A different study showed that intentionally trying to boost moods by listening to positive music could have an impact within two weeks. Volunteers were told to purposefully try to boost their mood by listening to positive music daily for two weeks.
Other participants listened to music but were not directed to become happier intentionally. When participants were later asked to describe their own levels of happiness, those who had intentionally tried to improve their moods reported feeling happier.
Music can reduce symptoms of depression
Studies have also found that music therapy can be a safe and effective treatment for mental health issues, such as depression.
In one study, results showed that music therapy was a safe, low-risk way to reduce depression and anxiety in those with neurological conditions like dementia and Parkinson’s disease.
Music can influence your mood, but experts advise that the type of music you listen to is also important. Genres like classical and meditation music offer the greatest mood-boosting benefits, but heavy metal and techno music may be ineffective and even detrimental.

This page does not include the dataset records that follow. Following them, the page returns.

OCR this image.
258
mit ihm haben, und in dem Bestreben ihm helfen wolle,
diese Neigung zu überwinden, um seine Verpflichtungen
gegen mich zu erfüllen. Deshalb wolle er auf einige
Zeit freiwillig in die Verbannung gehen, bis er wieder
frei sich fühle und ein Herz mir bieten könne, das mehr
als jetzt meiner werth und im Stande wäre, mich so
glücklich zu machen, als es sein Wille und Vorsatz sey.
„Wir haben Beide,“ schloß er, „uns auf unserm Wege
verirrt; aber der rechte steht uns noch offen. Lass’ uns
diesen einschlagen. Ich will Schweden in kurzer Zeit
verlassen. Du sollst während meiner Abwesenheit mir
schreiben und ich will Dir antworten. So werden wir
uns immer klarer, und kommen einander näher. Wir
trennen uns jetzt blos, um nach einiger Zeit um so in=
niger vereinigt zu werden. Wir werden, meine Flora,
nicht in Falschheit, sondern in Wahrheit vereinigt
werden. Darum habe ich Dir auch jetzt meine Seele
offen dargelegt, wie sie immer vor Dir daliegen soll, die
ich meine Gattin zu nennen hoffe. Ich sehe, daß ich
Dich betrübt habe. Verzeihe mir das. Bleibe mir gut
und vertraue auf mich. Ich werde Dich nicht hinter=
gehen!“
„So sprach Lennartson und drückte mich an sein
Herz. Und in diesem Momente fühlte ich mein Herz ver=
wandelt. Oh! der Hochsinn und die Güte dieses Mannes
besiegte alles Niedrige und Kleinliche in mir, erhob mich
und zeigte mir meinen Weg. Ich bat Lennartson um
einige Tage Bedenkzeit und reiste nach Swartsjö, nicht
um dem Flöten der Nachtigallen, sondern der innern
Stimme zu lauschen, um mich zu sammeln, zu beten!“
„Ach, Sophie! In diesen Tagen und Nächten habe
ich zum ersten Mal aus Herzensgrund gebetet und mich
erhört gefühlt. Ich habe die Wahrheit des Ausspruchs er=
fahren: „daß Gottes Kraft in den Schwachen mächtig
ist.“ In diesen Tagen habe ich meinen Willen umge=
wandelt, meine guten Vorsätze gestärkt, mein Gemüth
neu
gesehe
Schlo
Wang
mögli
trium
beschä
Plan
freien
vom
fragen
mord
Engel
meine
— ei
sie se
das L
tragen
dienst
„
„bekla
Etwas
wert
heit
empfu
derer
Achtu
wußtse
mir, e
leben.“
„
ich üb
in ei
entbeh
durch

Music may help you sleep better
People from all age groups often suffer from sleeping problems like insomnia. There are many approaches to treating insomnia, but according to studies, listening to relaxing classical music can be a safe, effective and affordable treatment.?
In one study involving college students, volunteers listened to classical music, an audiobook or nothing during bedtime for three weeks. Scientists analyzed their sleep quality both before and after the intervention.
Results showed that the volunteers who listened to music had significantly better sleep quality compared to others who only listened to the audiobook or did not listen to anything before bedtime.